Thursday, September 6, 2007

Before I Go

I'm headed out tonight for an American Cancer Society Volunteer Conference. Initially, I was excited about going, then not so excited about missing a few days with "my boys". Saturdays are such great fun around here....soccer, swimming and hanging out at home with my men...and I won't be here. However, I'm starting to get excited about the conference again. Last week I was asked to speak at a Making Strides meeting and after my little talk (it really wasn't a speech) I received so many thank yous and comments about how I was inspiring. I some how have to make sense out of all that has happened to me and having little moments like that make it all feel okay. I even had the executive director of the local YMCA offer me three sessions with a personal trainer to help me get ready for the half-marathon....just from a 10 minute ad lib that night. Very cool.

At the conference I'll be part of a session regarding my volunteer work for Reach to Recovery. Reach to Recovery is a program through the ACS that provides support for newly diagnosed breast cancer patients. Most of the volunteers are older, since let's face it...most people diagnosed are "older". I'm obviously the youngest volunteer in our county so I provide support to women under the age of 45 who need someone to talk to...someone who knows what they are going through. They also wanted me to invite a "patient" I had spoken to that would be able to discuss the receiving end of Reach to Recovery. I instantly thought of Tatiana. Several years ago when I got the call for the ACS to call her I thought her name sounded familar. Turned out we briefly worked together about 12 years go. She's young with kids and had a similar breast reconstruction so we've stayed in touch. We're driving over together and I think it will be fun to have someone I know to hang out with.

An update of the kids:
Nathan is adjusting to Kindergarten well.
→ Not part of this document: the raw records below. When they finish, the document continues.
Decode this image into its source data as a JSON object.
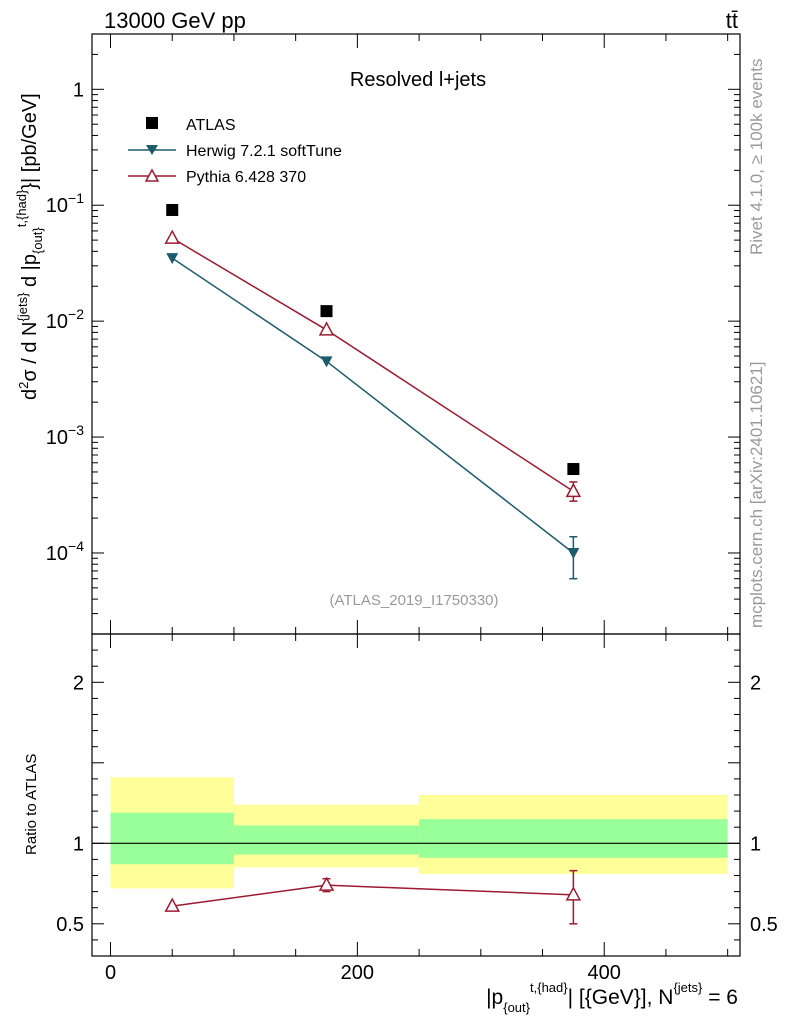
{
  "header": {
    "left_label": "13000 GeV pp",
    "right_label": "tt̄"
  },
  "side_labels": {
    "rivet": "Rivet 4.1.0, ≥ 100k events",
    "mcplots": "mcplots.cern.ch [arXiv:2401.10621]"
  },
  "chart_data": [
    {
      "type": "scatter",
      "panel": "main",
      "title": "Resolved l+jets",
      "analysis_id": "(ATLAS_2019_I1750330)",
      "ylabel": "d²σ / d N^{jets} d |p_{out}^{t,{had}}| [pb/GeV]",
      "yscale": "log",
      "ylim": [
        2e-05,
        3
      ],
      "xlim": [
        -15,
        510
      ],
      "y_ticks": [
        {
          "value": 1,
          "label": "1"
        },
        {
          "value": 0.1,
          "label": "10^-1",
          "base": "10",
          "exp": "−1"
        },
        {
          "value": 0.01,
          "label": "10^-2",
          "base": "10",
          "exp": "−2"
        },
        {
          "value": 0.001,
          "label": "10^-3",
          "base": "10",
          "exp": "−3"
        },
        {
          "value": 0.0001,
          "label": "10^-4",
          "base": "10",
          "exp": "−4"
        }
      ],
      "legend_position": "top-left",
      "series": [
        {
          "name": "ATLAS",
          "color": "#000000",
          "marker": "square",
          "points": [
            {
              "x": 50,
              "y": 0.091
            },
            {
              "x": 175,
              "y": 0.0122
            },
            {
              "x": 375,
              "y": 0.00053
            }
          ]
        },
        {
          "name": "Herwig 7.2.1 softTune",
          "color": "#1f5c6b",
          "marker": "triangle-down",
          "points": [
            {
              "x": 50,
              "y": 0.035
            },
            {
              "x": 175,
              "y": 0.0045
            },
            {
              "x": 375,
              "y": 0.0001,
              "ylo": 6e-05,
              "yhi": 0.000138
            }
          ]
        },
        {
          "name": "Pythia 6.428 370",
          "color": "#9b1b30",
          "marker": "triangle-up-open",
          "points": [
            {
              "x": 50,
              "y": 0.052
            },
            {
              "x": 175,
              "y": 0.0084
            },
            {
              "x": 375,
              "y": 0.00034,
              "ylo": 0.00028,
              "yhi": 0.00041
            }
          ]
        }
      ]
    },
    {
      "type": "scatter",
      "panel": "ratio",
      "ylabel": "Ratio to ATLAS",
      "xlabel": "|p_{out}^{t,{had}}| [{GeV}], N^{jets} = 6",
      "ylim": [
        0.3,
        2.3
      ],
      "xlim": [
        -15,
        510
      ],
      "x_ticks": [
        0,
        200,
        400
      ],
      "y_ticks": [
        0.5,
        1,
        2
      ],
      "bands": [
        {
          "xlo": 0,
          "xhi": 100,
          "stat_lo": 0.87,
          "stat_hi": 1.19,
          "tot_lo": 0.72,
          "tot_hi": 1.41
        },
        {
          "xlo": 100,
          "xhi": 250,
          "stat_lo": 0.93,
          "stat_hi": 1.11,
          "tot_lo": 0.85,
          "tot_hi": 1.24
        },
        {
          "xlo": 250,
          "xhi": 500,
          "stat_lo": 0.91,
          "stat_hi": 1.15,
          "tot_lo": 0.81,
          "tot_hi": 1.3
        }
      ],
      "band_colors": {
        "stat": "#99ff99",
        "total": "#ffff99"
      },
      "series": [
        {
          "name": "Pythia 6.428 370",
          "color": "#9b1b30",
          "marker": "triangle-up-open",
          "points": [
            {
              "x": 50,
              "y": 0.61
            },
            {
              "x": 175,
              "y": 0.74,
              "ylo": 0.7,
              "yhi": 0.78
            },
            {
              "x": 375,
              "y": 0.68,
              "ylo": 0.5,
              "yhi": 0.83
            }
          ]
        }
      ]
    }
  ]
}
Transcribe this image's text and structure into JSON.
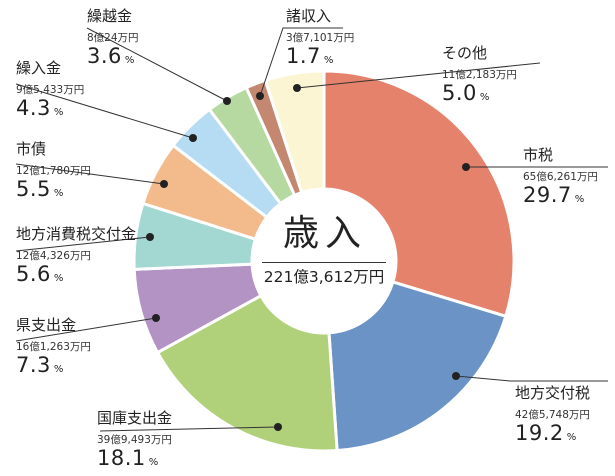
{
  "chart_data": {
    "type": "pie",
    "title": "歳入",
    "total": "221億3,612万円",
    "pct_unit": "%",
    "slices": [
      {
        "label": "市税",
        "amount": "65億6,261万円",
        "value": 29.7,
        "pct": "29.7",
        "color": "#e5826b"
      },
      {
        "label": "地方交付税",
        "amount": "42億5,748万円",
        "value": 19.2,
        "pct": "19.2",
        "color": "#6b93c6"
      },
      {
        "label": "国庫支出金",
        "amount": "39億9,493万円",
        "value": 18.1,
        "pct": "18.1",
        "color": "#b1d07a"
      },
      {
        "label": "県支出金",
        "amount": "16億1,263万円",
        "value": 7.3,
        "pct": "7.3",
        "color": "#b393c4"
      },
      {
        "label": "地方消費税交付金",
        "amount": "12億4,326万円",
        "value": 5.6,
        "pct": "5.6",
        "color": "#a3d7d2"
      },
      {
        "label": "市債",
        "amount": "12億1,780万円",
        "value": 5.5,
        "pct": "5.5",
        "color": "#f3bb8c"
      },
      {
        "label": "繰入金",
        "amount": "9億5,433万円",
        "value": 4.3,
        "pct": "4.3",
        "color": "#b5dcf2"
      },
      {
        "label": "繰越金",
        "amount": "8億24万円",
        "value": 3.6,
        "pct": "3.6",
        "color": "#b6d9a1"
      },
      {
        "label": "諸収入",
        "amount": "3億7,101万円",
        "value": 1.7,
        "pct": "1.7",
        "color": "#c48870"
      },
      {
        "label": "その他",
        "amount": "11億2,183万円",
        "value": 5.0,
        "pct": "5.0",
        "color": "#fcf5d3"
      }
    ]
  }
}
He LOVES his teacher and has made a few new friends. When I pick him up I'm itching to hear all about his day...in detail...and he replies, "I don't want to talk about it." Like he's 14 instead of 5. What is up with that? I've backed off and stopped asking so many questions. Now, I play Betty Crocker and have a cool snack ready for when we get home and while we sit at the table he opens up and gives me enough information that I'm content. I still probe for more, but try not to play 20 questions....it turns my litte "teenager" off.

Reese flew by his first week of school like a champ. Friday of the first week his teacher tells me he's doing so well, is ahead of the other kids and she wants to put him in the next class up. Of course, Jake and I beamed and said, "He's so smart he's already skipping a grade." This new class does seem like a better fit for him, but he's cried (just a little) each day I've dropped him off. I watch through the window in the door and he stops right after I leave so I'm hoping he'll stop soon. He tells me about his new friend, Jessica, and how pretty she is. So sweet.